Przycisk wzywania obsługi znajdujący się nad każdym siedzeniem został zaprojektowany, by móc szybko i sprawnie kontaktować się ze stewardesami w kryzysowych sytuacjach. Nikt nie kwestionuje używania go, gdy potrzeba interwencji medycznej czy chociażby torebki, gdy pasażera zaczyna mdlić. Stewardesy są na pokładzie również po to by pomagać i dbać o bezpieczeństwo. Jednak nierzadko dostają sygnał by przyjść do konkretnego siedzenia ze szklanką wody czy drinkiem. Nie ma w tym nic złego, jeśli wezwanie wychodzi z miejsca przy oknie, a pasażer obok śpi i nie mamy jak się wydostać ze swojego miejsca. Oczywiście, niektóre stewardesy wolą by nie kręcić się bez potrzeby po pokładzie, jednak najlepiej słuchać komunikatów na początku lotu, by nie było na tym polu żadnych nieporozumień. Problem zaczyna się wtedy, kiedy pasażerowie używają przycisku w trakcie startowania, lądowania czy w trakcie turbulencji. W imieniu stewardes apelujemy o nie narażanie obsługi samolotu na potencjalne kontuzje, tak długo, jak nie jest to nagły, kryzysowy przypadek.

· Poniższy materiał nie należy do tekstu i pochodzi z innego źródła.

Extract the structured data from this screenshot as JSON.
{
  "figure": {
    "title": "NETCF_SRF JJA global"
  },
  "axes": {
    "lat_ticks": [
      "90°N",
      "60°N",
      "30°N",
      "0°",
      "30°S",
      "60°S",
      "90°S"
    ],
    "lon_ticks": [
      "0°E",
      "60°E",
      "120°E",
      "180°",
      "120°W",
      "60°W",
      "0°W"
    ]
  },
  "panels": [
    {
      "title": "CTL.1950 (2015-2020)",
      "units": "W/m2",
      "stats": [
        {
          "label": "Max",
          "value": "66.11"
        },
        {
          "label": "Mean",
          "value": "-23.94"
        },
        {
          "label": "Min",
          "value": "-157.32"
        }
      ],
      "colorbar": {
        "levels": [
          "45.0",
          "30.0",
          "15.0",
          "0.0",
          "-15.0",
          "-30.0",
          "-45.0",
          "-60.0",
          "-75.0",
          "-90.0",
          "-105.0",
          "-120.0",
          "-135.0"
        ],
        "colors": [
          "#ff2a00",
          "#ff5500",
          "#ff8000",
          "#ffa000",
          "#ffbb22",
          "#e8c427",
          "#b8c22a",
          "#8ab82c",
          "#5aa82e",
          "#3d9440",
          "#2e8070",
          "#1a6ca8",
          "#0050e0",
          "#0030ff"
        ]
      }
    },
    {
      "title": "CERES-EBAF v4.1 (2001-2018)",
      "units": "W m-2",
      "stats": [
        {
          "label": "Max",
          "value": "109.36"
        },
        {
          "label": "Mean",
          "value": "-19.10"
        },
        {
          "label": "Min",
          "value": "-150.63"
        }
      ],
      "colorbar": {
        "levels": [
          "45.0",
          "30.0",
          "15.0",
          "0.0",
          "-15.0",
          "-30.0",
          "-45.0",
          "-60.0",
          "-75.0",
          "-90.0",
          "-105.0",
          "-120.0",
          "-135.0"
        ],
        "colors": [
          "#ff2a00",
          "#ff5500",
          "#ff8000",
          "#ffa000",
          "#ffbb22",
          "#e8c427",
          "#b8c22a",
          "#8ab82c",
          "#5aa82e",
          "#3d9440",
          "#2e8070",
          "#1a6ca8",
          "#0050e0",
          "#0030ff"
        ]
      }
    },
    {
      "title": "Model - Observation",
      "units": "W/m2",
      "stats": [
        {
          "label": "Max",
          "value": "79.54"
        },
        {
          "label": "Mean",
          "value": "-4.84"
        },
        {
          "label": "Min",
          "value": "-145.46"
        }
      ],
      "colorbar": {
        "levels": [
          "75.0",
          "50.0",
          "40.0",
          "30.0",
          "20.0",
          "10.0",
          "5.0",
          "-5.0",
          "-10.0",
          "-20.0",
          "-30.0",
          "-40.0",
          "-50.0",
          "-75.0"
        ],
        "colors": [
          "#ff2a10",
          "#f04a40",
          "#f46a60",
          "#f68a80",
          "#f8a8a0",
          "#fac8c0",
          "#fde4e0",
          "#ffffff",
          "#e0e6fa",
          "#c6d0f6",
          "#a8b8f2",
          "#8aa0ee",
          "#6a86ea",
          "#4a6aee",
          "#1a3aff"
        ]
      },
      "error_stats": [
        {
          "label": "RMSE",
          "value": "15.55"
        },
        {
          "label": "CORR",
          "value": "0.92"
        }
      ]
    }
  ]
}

Stewardesom nie brakuje także historii, gdy były wzywane by... zabrać papierek po batoniku. Leży to w ich obowiązku, by dbać o porządek na pokładzie. Najczęściej co 15 lub 20 minut obowiązkowo robiony jest obchód, by zebrać wszystkie śmieci i uporządkować przestrzeń pasażerów. Z tego powodu, nie jest zbyt grzecznym wzywanie kogokolwiek z obsługi po jeden papierek, który bez problemu można upchnąć do kieszeni torby i wyrzucić później.
Zdarza się również, szczególnie gdy podróżujący nadużyją alkoholu, że przycisk jest wciskany już tylko dla zabawy albo jako zamówienie kolejnego trunku. Pamiętajmy jednak, że stewardesy, choć roznoszą posiłki i oferują napoje, nie są kelnerkami. Nie odpowiadają więc za jakość jedzenia, ani nie zawsze mają czas przygotować kolejnego drinka, szczególnie gdy muszą pomóc komuś w nagłym przypadku.
Okazuje się, że nie jest to jednak regułą we wszystkich liniach lotniczych. Niektóre stewardesy zdecydowanie wolą komunikować się z pasażerami poprzez interkom i przycisk wzywania obsługi, inne zaś preferują, by nie nadużywać tej opcji. Warto z tego powodu uważnie słuchać komunikatów na początku lotu. Jeśli jednak nie jesteśmy pewni, czy kwestia komunikacji z personelem została poruszona, nic nie stoi na przeszkodzie by spytać stewardesy wprost, jak zachować się gdy będziemy potrzebować pomocy.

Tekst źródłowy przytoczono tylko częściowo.